Five of these men appear on the top-25 ERAs of all-time in the sample (Munger, Rogers, Witt, Alexander, and Gibson), four of them with pERAs of greater than three. Here are the unlucky top-25.

Rank Last First Team Year ERA pERA pRatio
1 Mendoza Ramiro NYA 1996 6.79 3.33 0.491
2 Grove Lefty BOS 1934 6.50 3.42 0.526
3 Martinez Pedro BOS 1999 2.07 1.11 0.536
4 Lieber Jon PIT 1995 6.32 3.41 0.540
5 Rodriguez Frank MIN 1998 6.56 3.61 0.550
6 Frey Benny CIN 1935 6.85 3.79 0.553
7 Babich Johnny BRO 1935 6.66 3.72 0.559
8 Zachary Chris SLN 1971 5.32 2.99 0.562
9 Bowie Micah CHN 1999 9.96 5.63 0.565
10 Rusch Glendon NYN 2003 6.42 3.67 0.571
11 Berenyi Bruce CIN 1984 6.00 3.46 0.577
12 Martinez Pedro MON 2001 2.39 1.38 0.577
13 Elliott Hal PHI 1930 7.67 4.44 0.579
14 Leverett Dixie CHA 1929 6.36 3.73 0.587
15 Donohue Pete CIN 1930 6.13 3.63 0.592
16 Smith Zane ATL 1995 5.61 3.33 0.593
17 Kolp Ray CIN 1924 5.68 3.40 0.599
18 Irabu Hideki NYA 2000 7.24 4.35 0.601
19 Halladay Roy TOR 2000 10.64 6.41 0.602
20 Gubicza Mark KCA 1991 5.68 3.45 0.607
21 Pascual Camilo WS1 1955 6.14 3.76 0.612
22 Pruett Hub PHI 1927 6.05 3.71 0.613
23 Burkett John SFN 1998 5.68 3.49 0.614
24 Blankenship Ted CHA 1924 5.01 3.08 0.615
25 Holloway Ken DET 1926 5.12 3.15 0.615

I would call this the list of guys you could have stolen for your fantasy team after these years. I seem to recall my grandfather telling me how he jobbed everyone in his league by picking up Lefty Grove after the 1934 season when everyone thought he was finished ;-).

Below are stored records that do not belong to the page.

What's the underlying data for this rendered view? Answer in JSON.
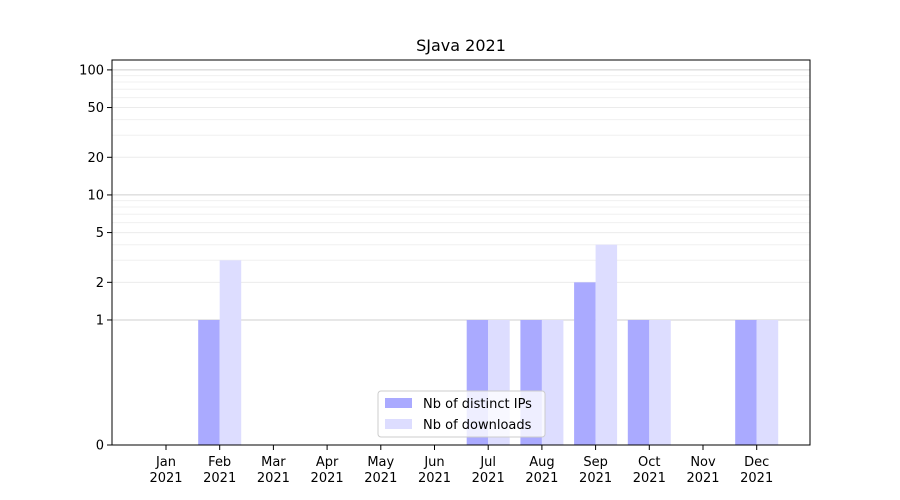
{
  "chart_data": {
    "type": "bar",
    "title": "SJava 2021",
    "xlabel": "",
    "ylabel": "",
    "y_scale": "symlog",
    "ylim": [
      0,
      120
    ],
    "y_ticks": [
      0,
      1,
      2,
      5,
      10,
      20,
      50,
      100
    ],
    "y_tick_labels": [
      "0",
      "1",
      "2",
      "5",
      "10",
      "20",
      "50",
      "100"
    ],
    "grid": true,
    "legend_position": "bottom-center",
    "categories": [
      "Jan 2021",
      "Feb 2021",
      "Mar 2021",
      "Apr 2021",
      "May 2021",
      "Jun 2021",
      "Jul 2021",
      "Aug 2021",
      "Sep 2021",
      "Oct 2021",
      "Nov 2021",
      "Dec 2021"
    ],
    "category_labels": [
      {
        "month": "Jan",
        "year": "2021"
      },
      {
        "month": "Feb",
        "year": "2021"
      },
      {
        "month": "Mar",
        "year": "2021"
      },
      {
        "month": "Apr",
        "year": "2021"
      },
      {
        "month": "May",
        "year": "2021"
      },
      {
        "month": "Jun",
        "year": "2021"
      },
      {
        "month": "Jul",
        "year": "2021"
      },
      {
        "month": "Aug",
        "year": "2021"
      },
      {
        "month": "Sep",
        "year": "2021"
      },
      {
        "month": "Oct",
        "year": "2021"
      },
      {
        "month": "Nov",
        "year": "2021"
      },
      {
        "month": "Dec",
        "year": "2021"
      }
    ],
    "series": [
      {
        "name": "Nb of distinct IPs",
        "color": "#aaaaff",
        "values": [
          0,
          1,
          0,
          0,
          0,
          0,
          1,
          1,
          2,
          1,
          0,
          1
        ]
      },
      {
        "name": "Nb of downloads",
        "color": "#ddddff",
        "values": [
          0,
          3,
          0,
          0,
          0,
          0,
          1,
          1,
          4,
          1,
          0,
          1
        ]
      }
    ]
  }
}
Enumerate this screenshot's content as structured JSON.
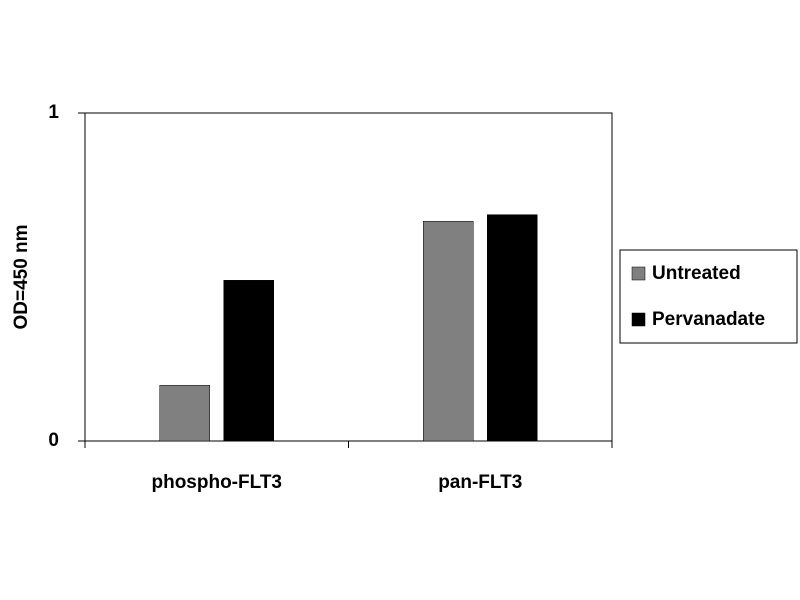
{
  "chart_data": {
    "type": "bar",
    "y_label": "OD=450 nm",
    "categories": [
      "phospho-FLT3",
      "pan-FLT3"
    ],
    "series": [
      {
        "name": "Untreated",
        "color": "#808080",
        "values": [
          0.17,
          0.67
        ]
      },
      {
        "name": "Pervanadate",
        "color": "#000000",
        "values": [
          0.49,
          0.69
        ]
      }
    ],
    "ylim": [
      0,
      1
    ],
    "yticks": [
      0,
      1
    ],
    "grid": false,
    "legend": "right"
  }
}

I have a few final words. I wanted to at least make the HRs park-neutral, but I do not have easy access to such a large number of HR park-factors over this time period. Also, I did nothing to modify ERA for years, such as calculating ERAs relative to the average. I did this, well, because I wanted to look at raw ERA numbers. I am more interested in the comparison to of the pERA to the raw number that we are oooing and ahhhing over. Anyway, so these are the lists I wanted to see. I hope you enjoy, and please feel free to send thoughts and suggestions. I am certainly not married to the list.